Sunday, June 14, 2020

Chicago’s Walmart Plea

After the riots, the city begs the company it once shunned to stay

WSJ editorial.
"Walmart spent years fighting local politicians to build new stores in Chicago, and it finally won approval in 2010 after paying off unions and liberal groups with a “community benefits agreement.” It now ranks among the largest employers in Chicago’s heavily minority south and west sides and throws off hundreds of millions of dollars in tax revenue for state and city politicians to spend. But after last week’s riots, Walmart seems to be having second thoughts about business in Chicago. 
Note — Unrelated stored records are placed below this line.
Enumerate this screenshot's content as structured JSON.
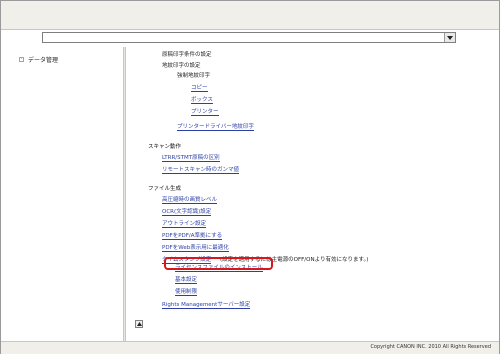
{
  "nav": {
    "tree_item_label": "データ管理"
  },
  "address_bar": {
    "value": ""
  },
  "content": {
    "lines": [
      "原稿印字条件の設定",
      "地紋印字の設定",
      "強制地紋印字",
      "コピー",
      "ボックス",
      "プリンター",
      "プリンタードライバー地紋印字",
      "スキャン動作",
      "LTRR/STMT原稿の区別",
      "リモートスキャン時のガンマ値",
      "ファイル生成",
      "高圧縮時の画質レベル",
      "OCR(文字認識)設定",
      "アウトライン設定",
      "PDFをPDF/A準拠にする",
      "PDFをWeb表示用に最適化",
      "タイムスタンプ設定",
      "(設定を適用するには主電源のOFF/ONより有効になります。)",
      "ライセンスファイルのインストール",
      "基本設定",
      "使用制限",
      "Rights Managementサーバー設定"
    ]
  },
  "footer": {
    "copyright": "Copyright CANON INC. 2010 All Rights Reserved"
  }
}
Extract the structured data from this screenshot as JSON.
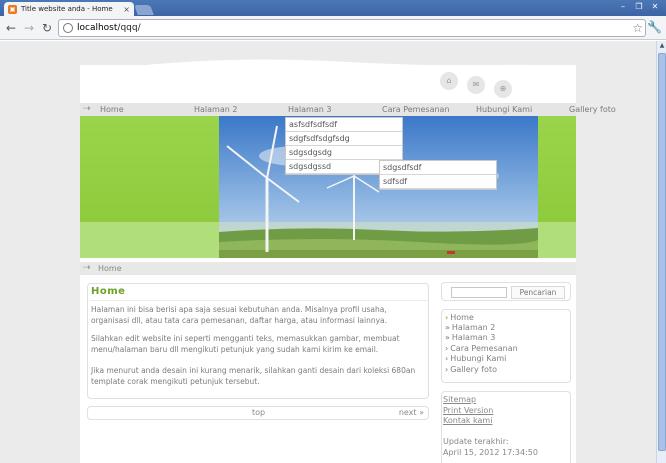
{
  "browser": {
    "tab_title": "Title website anda - Home",
    "url_host": "localhost",
    "url_path": "/qqq/"
  },
  "nav": {
    "items": [
      "Home",
      "Halaman 2",
      "Halaman 3",
      "Cara Pemesanan",
      "Hubungi Kami",
      "Gallery foto"
    ]
  },
  "dropdown_1": {
    "items": [
      "asfsdfsdfsdf",
      "sdgfsdfsdgfsdg",
      "sdgsdgsdg",
      "sdgsdgssd"
    ]
  },
  "dropdown_2": {
    "items": [
      "sdgsdfsdf",
      "sdfsdf"
    ]
  },
  "breadcrumb": {
    "text": "Home"
  },
  "main": {
    "title": "Home",
    "paragraphs": [
      "Halaman ini bisa berisi apa saja sesuai kebutuhan anda. Misalnya profil usaha, organisasi dll, atau tata cara pemesanan, daftar harga, atau informasi lainnya.",
      "Silahkan edit website ini seperti mengganti teks, memasukkan gambar, membuat menu/halaman baru dll mengikuti petunjuk yang sudah kami kirim ke email.",
      "Jika menurut anda desain ini kurang menarik, silahkan ganti desain dari koleksi 680an template corak mengikuti petunjuk tersebut."
    ]
  },
  "pager": {
    "top": "top",
    "next": "next »"
  },
  "sidebar": {
    "search_button": "Pencarian",
    "menu": [
      {
        "marker": "›",
        "label": "Home"
      },
      {
        "marker": "»",
        "label": "Halaman 2"
      },
      {
        "marker": "»",
        "label": "Halaman 3"
      },
      {
        "marker": "›",
        "label": "Cara Pemesanan"
      },
      {
        "marker": "›",
        "label": "Hubungi Kami"
      },
      {
        "marker": "›",
        "label": "Gallery foto"
      }
    ],
    "links": [
      "Sitemap",
      "Print Version",
      "Kontak kami"
    ],
    "update_label": "Update terakhir:",
    "update_value": "April 15, 2012 17:34:50"
  },
  "colors": {
    "accent_green": "#6aa324",
    "banner_green": "#9ad44a"
  }
}
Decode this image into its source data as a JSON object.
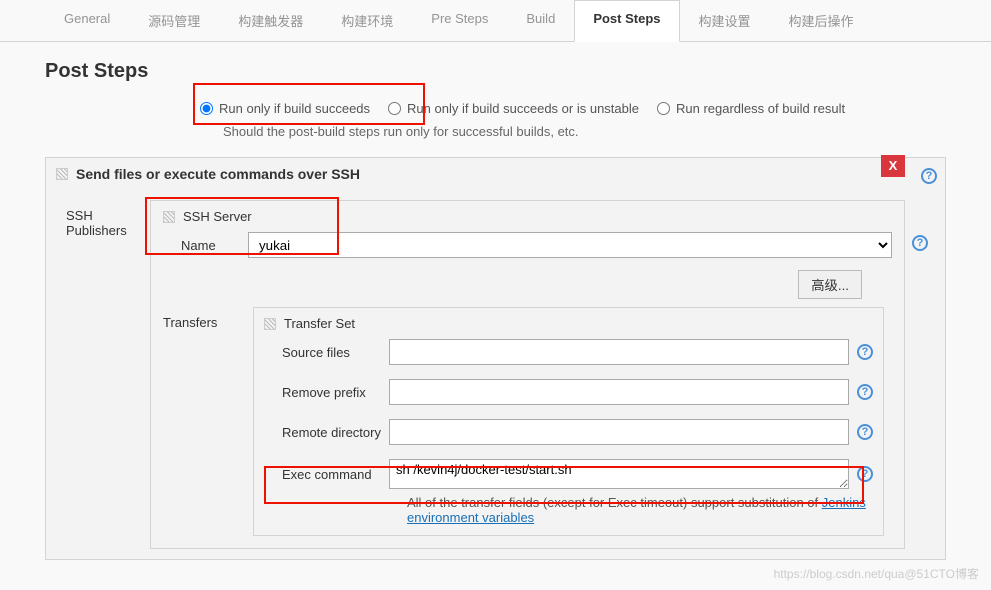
{
  "tabs": [
    {
      "label": "General"
    },
    {
      "label": "源码管理"
    },
    {
      "label": "构建触发器"
    },
    {
      "label": "构建环境"
    },
    {
      "label": "Pre Steps"
    },
    {
      "label": "Build"
    },
    {
      "label": "Post Steps",
      "active": true
    },
    {
      "label": "构建设置"
    },
    {
      "label": "构建后操作"
    }
  ],
  "page_title": "Post Steps",
  "radios": {
    "opt1": "Run only if build succeeds",
    "opt2": "Run only if build succeeds or is unstable",
    "opt3": "Run regardless of build result"
  },
  "radio_desc": "Should the post-build steps run only for successful builds, etc.",
  "section": {
    "title": "Send files or execute commands over SSH",
    "close": "X",
    "side_label": "SSH Publishers",
    "ssh_server_title": "SSH Server",
    "name_label": "Name",
    "name_value": "yukai",
    "advanced": "高级...",
    "transfers_label": "Transfers",
    "transfer_set_title": "Transfer Set",
    "fields": {
      "source_files": {
        "label": "Source files",
        "value": ""
      },
      "remove_prefix": {
        "label": "Remove prefix",
        "value": ""
      },
      "remote_directory": {
        "label": "Remote directory",
        "value": ""
      },
      "exec_command": {
        "label": "Exec command",
        "value": "sh /kevin4j/docker-test/start.sh"
      }
    },
    "note_pre": "All of the transfer fields (except for Exec timeout) support substitution of ",
    "note_link": "Jenkins environment variables"
  },
  "watermark": "https://blog.csdn.net/qua@51CTO博客"
}
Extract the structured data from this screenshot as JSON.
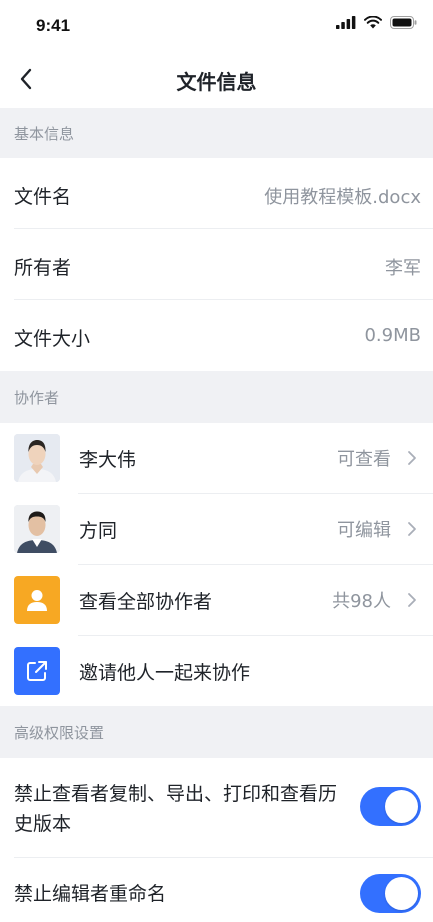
{
  "status_bar": {
    "time": "9:41",
    "icons": [
      "signal-icon",
      "wifi-icon",
      "battery-icon"
    ]
  },
  "nav": {
    "back_icon": "chevron-left-icon",
    "title": "文件信息"
  },
  "basic_info": {
    "header": "基本信息",
    "rows": [
      {
        "label": "文件名",
        "value": "使用教程模板.docx"
      },
      {
        "label": "所有者",
        "value": "李军"
      },
      {
        "label": "文件大小",
        "value": "0.9MB"
      }
    ]
  },
  "collaborators": {
    "header": "协作者",
    "people": [
      {
        "name": "李大伟",
        "permission": "可查看"
      },
      {
        "name": "方同",
        "permission": "可编辑"
      }
    ],
    "view_all": {
      "label": "查看全部协作者",
      "count": "共98人",
      "icon": "person-icon"
    },
    "invite": {
      "label": "邀请他人一起来协作",
      "icon": "share-icon"
    }
  },
  "advanced": {
    "header": "高级权限设置",
    "settings": [
      {
        "label": "禁止查看者复制、导出、打印和查看历史版本",
        "enabled": true
      },
      {
        "label": "禁止编辑者重命名",
        "enabled": true
      }
    ]
  },
  "colors": {
    "accent": "#3370ff",
    "section_bg": "#f0f1f4",
    "secondary_text": "#8f959e",
    "orange_tile": "#f7a823",
    "blue_tile": "#3370ff"
  }
}
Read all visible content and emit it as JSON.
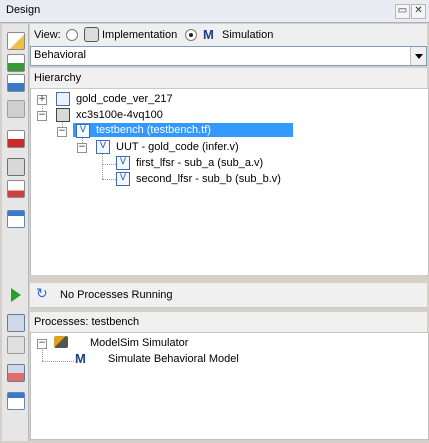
{
  "panel": {
    "title": "Design"
  },
  "view": {
    "label": "View:",
    "implementation_label": "Implementation",
    "simulation_label": "Simulation",
    "selected": "Simulation",
    "dropdown_value": "Behavioral"
  },
  "hierarchy": {
    "header": "Hierarchy",
    "items": [
      {
        "label": "gold_code_ver_217"
      },
      {
        "label": "xc3s100e-4vq100"
      },
      {
        "label": "testbench (testbench.tf)"
      },
      {
        "label": "UUT - gold_code (infer.v)"
      },
      {
        "label": "first_lfsr - sub_a (sub_a.v)"
      },
      {
        "label": "second_lfsr - sub_b (sub_b.v)"
      }
    ]
  },
  "processes": {
    "status": "No Processes Running",
    "header": "Processes: testbench",
    "items": [
      {
        "label": "ModelSim Simulator"
      },
      {
        "label": "Simulate Behavioral Model"
      }
    ]
  },
  "colors": {
    "selection": "#3399ff",
    "accent": "#2d5fad"
  }
}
Many large retailers including Walmart, Walgreens and Target had their stores heavily damaged and looted in the riots. During a conference call last week, Mayor Lori Lightfoot begged them not to bail on the city. Walmart wouldn’t commit to reopening damaged stores. “We are assessing each location to understand our ability to do that,” a Walmart representative said.

“I got a resounding, ‘Mayor, this is our city, this is our home,’ from a lot of other retailers and I would hope that Walmart would follow suit,” Ms. Lightfoot later said. Politicians are worried about the harm to low-income and minority communities from lost jobs and a dearth of fresh food if Walmart closes stores. “It’s a much-needed resource and invaluable store for our community,” Alderman Howard Brookins told Crain’s Chicago.

Some Walmart stores were already struggling to make money due to the city’s high taxes and onerous labor regulations. Chicago has the third highest commercial property tax rate among large U.S. cities after Detroit and New York City. For years politicians have been overtaxing businesses to pay for worker pensions, and higher taxes are guaranteed since pensions remain severely underfunded.

The customer base may also be shrinking as the non-rich flee Chicago. A University of Illinois at Chicago study this year found that 42,505 African-Americans left Chicago between 2010 and 2016 (the latest data). “Under-resourced or closing schools, rising rents, violence, and few economic opportunities characterize the conditions in many majority black neighborhoods in the city’s South and West Sides and are contributing to the exodus of residents and families from these communities,” the report noted.

Chicago’s population has shrunk by about 33,000 over the last five years—nearly three times more than Detroit’s. What a sad irony that the Chicago politicians who disdained Walmart for so long now beg the company to stay even as bad governance and crime drive more people away."